Our whistle coffee stop from Porto to Lisbon took us into Aviero.
Aveiro is referred to as the ‘Portuguese Venice’ thanks to its canals, the bridges over the canals and the painted colorful moliceiros, which is the towns take on the gondolas of Venice. But although the city centre has canals and pretty boats, the similarities end there. It is certainly attractive. The lagoons of Ria de Aveiro have been a major salt-producing centre for centuries and this is evident from the flat coastal landscape and salt pans which abound around the town.
My research shows that the original usage of the moliceiro was to transfer the harvest of seaweed, which was the main source of fertilizing the farmland of Aveiro. These days, they are mostly used for boat rides along the canals. The moliceiros are known for their bold colours and decorations.

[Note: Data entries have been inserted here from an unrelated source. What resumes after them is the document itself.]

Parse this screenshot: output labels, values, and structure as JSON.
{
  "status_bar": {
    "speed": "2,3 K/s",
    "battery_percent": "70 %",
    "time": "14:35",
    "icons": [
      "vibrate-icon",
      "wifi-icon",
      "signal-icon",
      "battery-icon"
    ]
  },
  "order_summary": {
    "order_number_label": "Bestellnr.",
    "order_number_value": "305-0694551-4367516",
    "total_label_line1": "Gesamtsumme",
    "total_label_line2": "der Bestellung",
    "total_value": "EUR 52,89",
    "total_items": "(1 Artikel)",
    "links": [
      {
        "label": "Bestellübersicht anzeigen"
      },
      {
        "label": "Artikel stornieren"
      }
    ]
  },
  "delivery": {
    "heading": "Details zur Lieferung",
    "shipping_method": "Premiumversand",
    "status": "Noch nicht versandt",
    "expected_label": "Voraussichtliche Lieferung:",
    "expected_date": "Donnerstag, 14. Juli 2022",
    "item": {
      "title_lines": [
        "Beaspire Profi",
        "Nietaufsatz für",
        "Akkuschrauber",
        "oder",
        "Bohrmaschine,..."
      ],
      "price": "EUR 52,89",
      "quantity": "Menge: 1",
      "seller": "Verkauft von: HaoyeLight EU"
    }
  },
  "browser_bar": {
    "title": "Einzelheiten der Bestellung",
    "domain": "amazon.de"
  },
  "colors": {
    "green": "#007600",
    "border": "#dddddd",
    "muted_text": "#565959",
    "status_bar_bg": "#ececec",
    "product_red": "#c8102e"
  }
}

If you are a fan of Art Nouveau movement, you should visit Aveiro. Walking in the streets, especially alongside the river reveals many buildings with this style. The usage of exposed iron and large, irregularly shaped pieces of glass for buildings is fairly common.
Having been to Porto before visiting Aveiro, walking through the streets of the old part of the city, it seems as though Aveiro too has a diverse collection of Portuguese tiles which are decorating the walls of the buildings. Walls covered with ceramic tiles was evident in Porto and I loved these buildings. But in Aveiro, it seems every building was different than the one next to it, both in color and the pattern of the ceramic tile.
Aveiro’s pavements are far from boring. Here, the black and white cobbles take on many motifs, swirly circular patterns and geometric forms.
Aviero was a surprise to us. It is certainly a town that deserves more time to be devoted to it, learning about its history and walking the quiet streets, observing daily life.